Au total, Servier doit faire face à trois sortes de plaintes : pour tromperie aggravée, pour homicide et blessures involontaires, et pour escroquerie au préjudice des caisses de sécurité sociale. En janvier dernier, l’Inspection générale des affaires sociales (IGAS) avait rendu un rapport accablant pour Servier.

Mille huit cents personnes ont déjà porté plainte pour blessures involontaires. A celles-ci devraient s’ajouter « un peu plus de mille plaintes d’ici à huit jours » selon le président de l’Association des victimes du Mediator et de l’Isoméride (AAAVAM), interviewé mercredi dans le Parisien. Et trois cents plaintes pour tromperie aggravée, qui devraient être déposées « d’ici septembre », par une autre association de victimes du Mediator, l’AVIM.

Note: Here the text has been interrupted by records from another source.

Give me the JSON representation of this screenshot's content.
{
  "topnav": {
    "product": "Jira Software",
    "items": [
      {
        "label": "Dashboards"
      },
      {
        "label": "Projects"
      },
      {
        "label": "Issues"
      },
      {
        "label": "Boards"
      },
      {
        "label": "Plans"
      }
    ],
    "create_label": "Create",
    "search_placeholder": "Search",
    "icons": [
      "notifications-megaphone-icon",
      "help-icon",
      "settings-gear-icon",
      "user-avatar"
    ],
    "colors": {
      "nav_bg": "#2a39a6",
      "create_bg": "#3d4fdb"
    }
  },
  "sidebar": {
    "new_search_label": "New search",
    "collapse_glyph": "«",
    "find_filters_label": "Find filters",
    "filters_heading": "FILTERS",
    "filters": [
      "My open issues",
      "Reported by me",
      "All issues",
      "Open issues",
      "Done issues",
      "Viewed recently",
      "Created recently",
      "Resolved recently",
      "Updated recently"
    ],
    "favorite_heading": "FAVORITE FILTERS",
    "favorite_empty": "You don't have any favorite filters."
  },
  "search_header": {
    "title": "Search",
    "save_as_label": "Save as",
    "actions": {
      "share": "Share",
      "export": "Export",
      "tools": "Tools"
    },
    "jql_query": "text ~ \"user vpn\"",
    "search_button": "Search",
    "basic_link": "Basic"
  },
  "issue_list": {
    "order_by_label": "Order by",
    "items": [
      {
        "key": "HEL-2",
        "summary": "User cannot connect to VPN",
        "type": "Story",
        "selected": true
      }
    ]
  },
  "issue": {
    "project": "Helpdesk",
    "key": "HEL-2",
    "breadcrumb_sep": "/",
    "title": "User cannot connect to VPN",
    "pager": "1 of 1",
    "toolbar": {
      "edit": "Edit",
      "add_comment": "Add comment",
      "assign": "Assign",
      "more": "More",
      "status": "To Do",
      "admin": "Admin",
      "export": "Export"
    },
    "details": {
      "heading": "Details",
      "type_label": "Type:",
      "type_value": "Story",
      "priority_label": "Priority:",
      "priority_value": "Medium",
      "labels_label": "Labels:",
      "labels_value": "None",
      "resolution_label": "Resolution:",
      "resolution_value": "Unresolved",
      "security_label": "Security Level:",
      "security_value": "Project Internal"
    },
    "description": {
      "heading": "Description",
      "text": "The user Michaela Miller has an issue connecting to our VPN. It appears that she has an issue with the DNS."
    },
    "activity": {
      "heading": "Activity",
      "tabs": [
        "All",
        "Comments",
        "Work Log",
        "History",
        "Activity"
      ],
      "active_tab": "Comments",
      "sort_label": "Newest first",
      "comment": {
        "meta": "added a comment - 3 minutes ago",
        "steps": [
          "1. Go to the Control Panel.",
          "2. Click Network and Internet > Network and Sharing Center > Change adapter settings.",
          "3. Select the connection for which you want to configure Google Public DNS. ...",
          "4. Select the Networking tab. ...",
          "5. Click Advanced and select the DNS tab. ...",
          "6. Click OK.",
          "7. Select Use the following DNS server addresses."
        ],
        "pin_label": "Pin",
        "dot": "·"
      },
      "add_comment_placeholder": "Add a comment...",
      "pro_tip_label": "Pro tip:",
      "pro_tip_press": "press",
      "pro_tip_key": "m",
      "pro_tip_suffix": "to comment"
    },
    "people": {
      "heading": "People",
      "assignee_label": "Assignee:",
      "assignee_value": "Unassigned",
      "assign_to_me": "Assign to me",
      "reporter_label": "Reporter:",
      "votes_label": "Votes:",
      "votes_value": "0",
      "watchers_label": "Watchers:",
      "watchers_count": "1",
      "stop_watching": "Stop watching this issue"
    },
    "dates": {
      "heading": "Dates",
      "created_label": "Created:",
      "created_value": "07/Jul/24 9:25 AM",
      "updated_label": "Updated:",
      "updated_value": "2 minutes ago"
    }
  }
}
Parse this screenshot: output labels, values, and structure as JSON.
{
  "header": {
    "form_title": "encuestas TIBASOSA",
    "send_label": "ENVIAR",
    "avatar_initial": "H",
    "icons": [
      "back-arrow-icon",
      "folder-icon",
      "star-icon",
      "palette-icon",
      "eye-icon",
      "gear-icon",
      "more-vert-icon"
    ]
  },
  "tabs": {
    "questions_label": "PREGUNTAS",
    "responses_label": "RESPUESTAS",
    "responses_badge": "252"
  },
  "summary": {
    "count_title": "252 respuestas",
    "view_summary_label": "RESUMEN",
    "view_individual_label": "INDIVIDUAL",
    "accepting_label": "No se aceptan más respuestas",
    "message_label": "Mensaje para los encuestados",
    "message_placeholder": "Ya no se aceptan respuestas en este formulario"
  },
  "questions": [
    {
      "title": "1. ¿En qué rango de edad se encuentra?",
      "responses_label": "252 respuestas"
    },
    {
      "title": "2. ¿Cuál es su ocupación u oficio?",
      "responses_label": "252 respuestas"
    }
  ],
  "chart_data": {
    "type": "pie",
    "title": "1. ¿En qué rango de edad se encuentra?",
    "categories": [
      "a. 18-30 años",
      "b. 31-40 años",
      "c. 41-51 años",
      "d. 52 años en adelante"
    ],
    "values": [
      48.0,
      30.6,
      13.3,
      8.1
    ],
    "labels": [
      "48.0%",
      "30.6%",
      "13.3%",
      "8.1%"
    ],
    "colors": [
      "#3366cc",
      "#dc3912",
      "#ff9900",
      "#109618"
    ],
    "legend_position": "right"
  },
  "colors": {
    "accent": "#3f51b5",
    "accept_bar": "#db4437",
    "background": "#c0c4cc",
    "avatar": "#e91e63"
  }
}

Mercredi matin sur France Inter, Jean-Christophe Coubris, avocat de victimes, envisageait même des difficultés bien plus grandes à l’avenir pour le laboratoire : « Si AXA, leur assureur, a la possibilité de ne pas couvrir Servier pour les indemnisations de toutes les victimes, le laboratoire va avoir besoin d’une surface financière considérable. Et de surcroît, s’il y a escroquerie à la Sécurité sociale, eh bien il faudra rembourser à la Sécurité sociale. (…) Donc, aussi solide qu’il soit, je crains que l’empire Servier ne soit considérablement affaibli. » A lui seul, le préjudice de la Sécurité sociale pourrait excéder le milliard d’euros.

Mercredi en fin de journée, la Sécurité sociale a demandé aux juges d’instruction chargés de l’enquête sur le Mediator d’imposer à Servier de verser 255 millions d’euros en garantie de futurs dédommagements que pourrait être condamné à verser le laboratoire. Cette somme se décompose en 226 millions d’euros de préjudice estimé pour le régime général de l’assurance maladie et de 29 millions pour les régimes particuliers, a précisé l’avocat de la Sécurité sociale, Me Georges Holleaux.

Concernant le Protelos, Libération affirme que le document est aujourd’hui entre les mains des juges qui enquêtent sur l’affaire du Mediator. Toujours selon le quotidien, une nouvelle inspection a été diligentée par l’EMA et un nouveau rapport est attendu.